As canções “Passe-Partout” (Tiago Nacarato/Bárbara Tinoco), “Medo de Sentir” (Marta Carvalho/Elisa), “Gerbera Amarela do Sul” (Filipe Sambado) e “Movimento” (Throes+The Shine) foram escolhidas no sábado como primeiras quatro finalistas do Festival RTP da Canção.

Pela primeira vez, o anúncio dos quatro primeiros finalistas foi feito de forma aleatória e as pontuações só serão conhecidas depois da final da 54.ª edição do festival.

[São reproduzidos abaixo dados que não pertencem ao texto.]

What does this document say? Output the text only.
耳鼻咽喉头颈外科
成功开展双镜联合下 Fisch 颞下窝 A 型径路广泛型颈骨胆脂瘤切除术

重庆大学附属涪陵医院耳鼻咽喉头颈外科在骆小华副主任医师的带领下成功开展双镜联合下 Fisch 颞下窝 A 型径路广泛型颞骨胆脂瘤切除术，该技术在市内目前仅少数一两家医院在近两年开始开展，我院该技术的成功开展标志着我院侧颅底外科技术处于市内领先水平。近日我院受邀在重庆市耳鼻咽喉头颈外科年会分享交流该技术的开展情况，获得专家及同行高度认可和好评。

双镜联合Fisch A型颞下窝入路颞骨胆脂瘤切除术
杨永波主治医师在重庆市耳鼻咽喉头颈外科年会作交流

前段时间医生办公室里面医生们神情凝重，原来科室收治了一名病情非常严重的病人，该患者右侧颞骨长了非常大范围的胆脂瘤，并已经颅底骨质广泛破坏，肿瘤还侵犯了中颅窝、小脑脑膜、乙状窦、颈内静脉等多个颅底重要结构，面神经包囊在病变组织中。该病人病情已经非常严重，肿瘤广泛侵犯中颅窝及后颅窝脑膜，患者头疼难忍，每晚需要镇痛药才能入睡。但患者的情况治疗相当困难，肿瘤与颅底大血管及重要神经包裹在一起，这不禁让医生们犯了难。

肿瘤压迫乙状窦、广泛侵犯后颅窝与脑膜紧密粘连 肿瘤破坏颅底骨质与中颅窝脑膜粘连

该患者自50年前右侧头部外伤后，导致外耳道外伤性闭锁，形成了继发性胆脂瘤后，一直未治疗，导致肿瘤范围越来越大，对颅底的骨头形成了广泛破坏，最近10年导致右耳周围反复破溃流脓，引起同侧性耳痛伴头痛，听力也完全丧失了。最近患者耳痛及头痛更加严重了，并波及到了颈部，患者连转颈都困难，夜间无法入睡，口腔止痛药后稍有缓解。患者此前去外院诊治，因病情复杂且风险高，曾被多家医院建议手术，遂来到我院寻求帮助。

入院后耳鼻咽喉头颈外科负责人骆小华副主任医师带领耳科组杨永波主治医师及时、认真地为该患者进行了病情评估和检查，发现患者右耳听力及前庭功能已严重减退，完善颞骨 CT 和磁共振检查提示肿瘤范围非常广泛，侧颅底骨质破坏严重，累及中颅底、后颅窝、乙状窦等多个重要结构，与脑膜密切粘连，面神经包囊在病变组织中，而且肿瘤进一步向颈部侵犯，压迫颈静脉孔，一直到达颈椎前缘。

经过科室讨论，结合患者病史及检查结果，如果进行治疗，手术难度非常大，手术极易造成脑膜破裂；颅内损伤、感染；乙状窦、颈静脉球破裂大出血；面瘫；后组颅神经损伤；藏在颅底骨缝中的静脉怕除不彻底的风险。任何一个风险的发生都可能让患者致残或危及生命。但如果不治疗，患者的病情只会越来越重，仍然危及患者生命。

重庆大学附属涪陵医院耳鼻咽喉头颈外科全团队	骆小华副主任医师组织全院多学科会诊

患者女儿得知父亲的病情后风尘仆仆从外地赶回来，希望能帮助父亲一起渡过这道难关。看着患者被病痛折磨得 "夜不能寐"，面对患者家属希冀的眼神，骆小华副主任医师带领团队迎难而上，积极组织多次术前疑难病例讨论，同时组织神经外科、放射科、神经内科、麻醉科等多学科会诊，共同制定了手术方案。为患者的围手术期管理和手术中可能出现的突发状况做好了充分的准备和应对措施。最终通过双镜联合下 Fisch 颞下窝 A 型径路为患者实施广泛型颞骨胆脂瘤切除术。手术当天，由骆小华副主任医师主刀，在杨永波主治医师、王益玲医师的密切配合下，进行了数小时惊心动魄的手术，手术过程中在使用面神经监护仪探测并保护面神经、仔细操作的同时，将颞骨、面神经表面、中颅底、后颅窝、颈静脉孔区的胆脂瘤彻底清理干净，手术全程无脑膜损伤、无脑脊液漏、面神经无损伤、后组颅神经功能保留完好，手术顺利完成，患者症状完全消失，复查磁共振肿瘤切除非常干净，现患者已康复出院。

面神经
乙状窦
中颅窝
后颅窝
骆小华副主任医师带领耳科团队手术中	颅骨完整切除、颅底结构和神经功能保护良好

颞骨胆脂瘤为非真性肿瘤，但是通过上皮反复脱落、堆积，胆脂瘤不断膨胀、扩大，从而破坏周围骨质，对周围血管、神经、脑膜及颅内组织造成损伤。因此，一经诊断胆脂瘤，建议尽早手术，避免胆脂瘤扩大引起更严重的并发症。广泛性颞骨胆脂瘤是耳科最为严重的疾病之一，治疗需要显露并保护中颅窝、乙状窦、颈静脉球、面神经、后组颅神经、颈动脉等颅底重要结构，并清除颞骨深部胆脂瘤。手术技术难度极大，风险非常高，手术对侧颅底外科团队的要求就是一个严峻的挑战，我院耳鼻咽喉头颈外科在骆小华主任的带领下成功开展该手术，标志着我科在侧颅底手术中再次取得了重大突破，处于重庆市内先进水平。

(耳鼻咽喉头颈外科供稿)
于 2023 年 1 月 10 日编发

Na segunda semifinal, marcada para 29 de fevereiro, também nos estúdios da RTP em Lisboa, competem outras oito canções, de entre as quais serão escolhidas as restantes quatro canções que disputarão a final onde será decidida a canção representante de Portugal no 65.º Festival Eurovisão da Canção, que vai decorrer em maio na Holanda.

Nas semifinais, o peso das votações será repartido entre os espectadores e um júri cujos elementos foram escolhidos pela RTP e do qual fazem parte os cantores Anabela, Conan Osiris, Héber Marques, Miguel Ângelo, a ‘rapper’ Capicua, a radialista Isilda Sanches e o jornalista Rui Miguel Abreu.

Na final, as votações do júri serão feitas por representantes de sete regiões de Portugal Continental e ilhas.

Em caso de empate, nas semifinais prevalece a escolha do júri e, na final, a do público.